El Gobierno nacional había anunciado que Atucha II comenzaría a inyectar energía de origen nuclear a la red eléctrica en el transcurso de este mes. En realidad, había anunciado que Atucha II se iba a inaugurar en octubre pasado, antes de las elecciones, suceso que nunca ocurrió.
“Sin embargo, la aparición de una serie de fallas en la etapa final de pruebas postergaría la ansiada puesta en marcha unos seis meses”, anuncia el portal de noticias “El Inversor Online”.
“El agua pesada está y la obra se encuentra prácticamente terminada. Pero, debido a las modificaciones que deberán realizarse en base a las fallas registradas, Atucha II recién va a estar generando a mediados de 2014”, reveló un técnico de la planta, en el marco de la nota periodística publicada por el medio.
“La demora también alteraría los planes previstos para la central nuclear Embalse, que iba a salir de servicio una vez que Atucha II entrase en operación.
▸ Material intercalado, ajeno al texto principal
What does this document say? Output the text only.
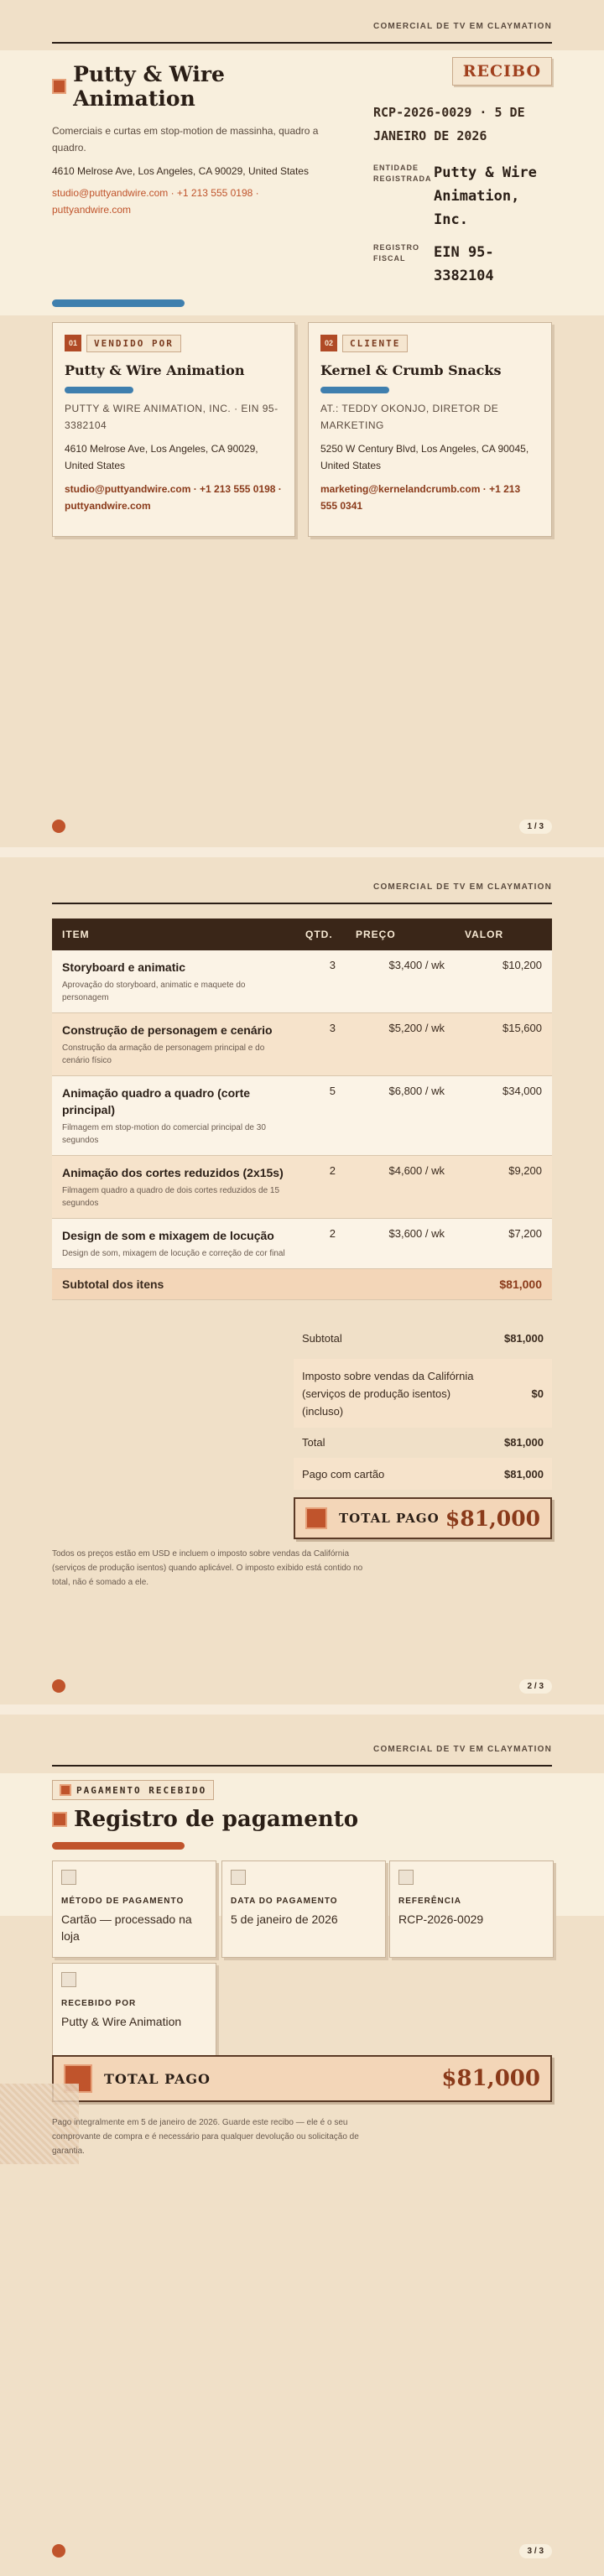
COMERCIAL DE TV EM CLAYMATION
Putty & Wire Animation
Comerciais e curtas em stop-motion de massinha, quadro a quadro.
4610 Melrose Ave, Los Angeles, CA 90029, United States
studio@puttyandwire.com · +1 213 555 0198 · puttyandwire.com
RECIBO
RCP-2026-0029 · 5 DE JANEIRO DE 2026
ENTIDADE REGISTRADA Putty & Wire Animation, Inc.
REGISTRO FISCAL	EIN 95-3382104
01 VENDIDO POR
Putty & Wire Animation
PUTTY & WIRE ANIMATION, INC. · EIN 95-3382104
4610 Melrose Ave, Los Angeles, CA 90029, United States
studio@puttyandwire.com · +1 213 555 0198 · puttyandwire.com
02 CLIENTE
Kernel & Crumb Snacks
AT.: TEDDY OKONJO, DIRETOR DE MARKETING
5250 W Century Blvd, Los Angeles, CA 90045, United States
marketing@kernelandcrumb.com · +1 213 555 0341
1 / 3
COMERCIAL DE TV EM CLAYMATION
ITEM	QTD.	PREÇO	VALOR

Storyboard e animatic
Aprovação do storyboard, animatic e maquete do personagem	3	$3,400 / wk	$10,200

Construção de personagem e cenário
Construção da armação de personagem principal e do cenário físico	3	$5,200 / wk	$15,600

Animação quadro a quadro (corte principal)
Filmagem em stop-motion do comercial principal de 30 segundos	5	$6,800 / wk	$34,000

Animação dos cortes reduzidos (2x15s)
Filmagem quadro a quadro de dois cortes reduzidos de 15 segundos	2	$4,600 / wk	$9,200

Design de som e mixagem de locução
Design de som, mixagem de locução e correção de cor final	2	$3,600 / wk	$7,200
Subtotal dos itens			$81,000
Subtotal	$81,000
Imposto sobre vendas da Califórnia (serviços de produção isentos) (incluso)
$0
Total	$81,000
Pago com cartão	$81,000
TOTAL PAGO $81,000
Todos os preços estão em USD e incluem o imposto sobre vendas da Califórnia (serviços de produção isentos) quando aplicável. O imposto exibido está contido no total, não é somado a ele.
2 / 3
COMERCIAL DE TV EM CLAYMATION
PAGAMENTO RECEBIDO
Registro de pagamento
MÉTODO DE PAGAMENTO
Cartão — processado na loja
DATA DO PAGAMENTO
5 de janeiro de 2026
REFERÊNCIA
RCP-2026-0029
RECEBIDO POR
Putty & Wire Animation
TOTAL PAGO	$81,000
Pago integralmente em 5 de janeiro de 2026. Guarde este recibo — ele é o seu comprovante de compra e é necessário para qualquer devolução ou solicitação de garantia.
3 / 3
La idea era emprender las tareas de ampliación de potencia y extensión de vida útil de la usina cordobesa antes del cierre de 2013. `Lo que se hará, en cambio, será bajar su potencia al 80% y mantenerla en funcionamiento seis meses más´”, anticipó el especialista.
Las últimas novedades oficiales son de finales de septiembre cuando se pudo generar vapor de origen no nuclear, impulsándose por primera vez la turbina principal a 1.500 rpm, generando energía y sincronizándose la central con la red eléctrica, por un lapso aproximado de 20 minutos.
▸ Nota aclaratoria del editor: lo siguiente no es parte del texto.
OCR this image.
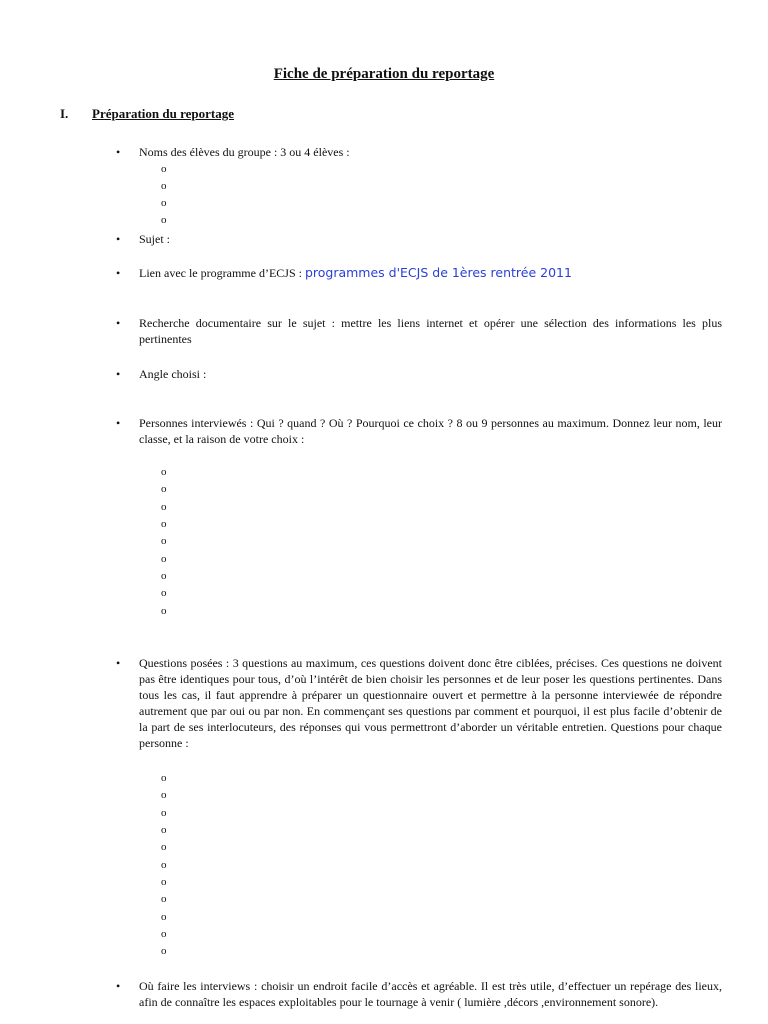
Fiche de préparation du reportage
I. Préparation du reportage
• Noms des élèves du groupe : 3 ou 4 élèves :
o
o
o
o
• Sujet :
• Lien avec le programme d’ECJS : programmes d'ECJS de 1ères rentrée 2011
• Recherche documentaire sur le sujet : mettre les liens internet et opérer une sélection des informations les plus pertinentes
• Angle choisi :
• Personnes interviewés : Qui ? quand ? Où ? Pourquoi ce choix ? 8 ou 9 personnes au maximum. Donnez leur nom, leur classe, et la raison de votre choix :
o
o
o
o
o
o
o
o
o
• Questions posées : 3 questions au maximum, ces questions doivent donc être ciblées, précises. Ces questions ne doivent pas être identiques pour tous, d’où l’intérêt de bien choisir les personnes et de leur poser les questions pertinentes. Dans tous les cas, il faut apprendre à préparer un questionnaire ouvert et permettre à la personne interviewée de répondre autrement que par oui ou par non. En commençant ses questions par comment et pourquoi, il est plus facile d’obtenir de la part de ses interlocuteurs, des réponses qui vous permettront d’aborder un véritable entretien. Questions pour chaque personne :
o
o
o
o
o
o
o
o
o
o
o
• Où faire les interviews : choisir un endroit facile d’accès et agréable. Il est très utile, d’effectuer un repérage des lieux, afin de connaître les espaces exploitables pour le tournage à venir ( lumière ,décors ,environnement sonore).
Todo esto en el marco de la “segunda prueba en caliente” que se completará con el chequeo de todos los controles necesarios y la corrección de los defectos que hayan podido aparecer. Luego de superar esta fase estarán en condiciones de cargar agua pesada y hacer arrancar el reactor.
Cabe señalar que de manera oficial aún no hay repercusiones ni explicaciones al respecto de este posible retraso en la puesta en marcha de la central nuclear.
Atucha II
Para completar el proyecto de Atucha II, el trabajo ha incluido la utilización de alrededor de 30 mil metros cúbicos de hormigón, se tendieron más de 3 mil kilómetros de cable eléctrico y montado 40 mil toneladas de materiales y equipos, que incluyen 4 mil toneladas de cañerías de alta especificación. Para realizar las cañerías, se ejecutaron 700 mil soldaduras. El proyecto incluye, además, un millón de puntos de conexión eléctrica y de instrumentos. Todo esto nos ha insumido, hasta la fecha, alrededor de 43 millones de horas hombre de trabajo, de las cuales el 98% es de origen nacional y un total de 7 mil personas empleadas en el pico del proyecto.
Promesas políticas
A la par del gran impacto social y laboral de Atucha II, el gobierno nacional siempre buscó poner en el plano del discurso político plazos de obras e inauguraciones guiadas por el calendario político que usualmente se define cada dos años con las elecciones.
Por ende ha caído en promesas incumplidas. La idea primitiva, cuando se retomó el proyecto, era ponerla en marcha en octubre del año 2010.
Sin embargo en junio del año 2009, en plena campaña electoral y encabezando el acto de cierre del reactor de Atucha II, la presidente Cristina Fernández garantizó que las obras quedarían concluidas a fines del año 2010 y que operará comercialmente en el 2011.
Del mismo modo, Cristina Fernández aseguró en junio del 2010, mientras participaba de los 60 años de la Comisión Nacional de Energía Atómica (CNEA), que la segunda central nuclear de Atucha estará en pleno funcionamiento en el mes de septiembre de 2011.
Precisamente en septiembre del 2011, cuando la tendría que haber inaugurado, según sus anuncios; llegó a Lima y solamente se limitó a apretar un botón con el cual activó la turbina primaria que genera vapor.
Luego, el ministro de Planificación Federal, Julio De Vido, aseguró que estaría funcionando durante el segundo semestre de 2012, pero que no venderá energía eléctrica al mercado mayorista hasta el año 2013.
Actualmente Nucleoeléctrica Argentina sigue con la puesta en marcha pero siempre hablando del circuito secundario y de energía de origen no nuclear; por lo tanto todavía resta lo más delicado que es generar energía de origen nuclear.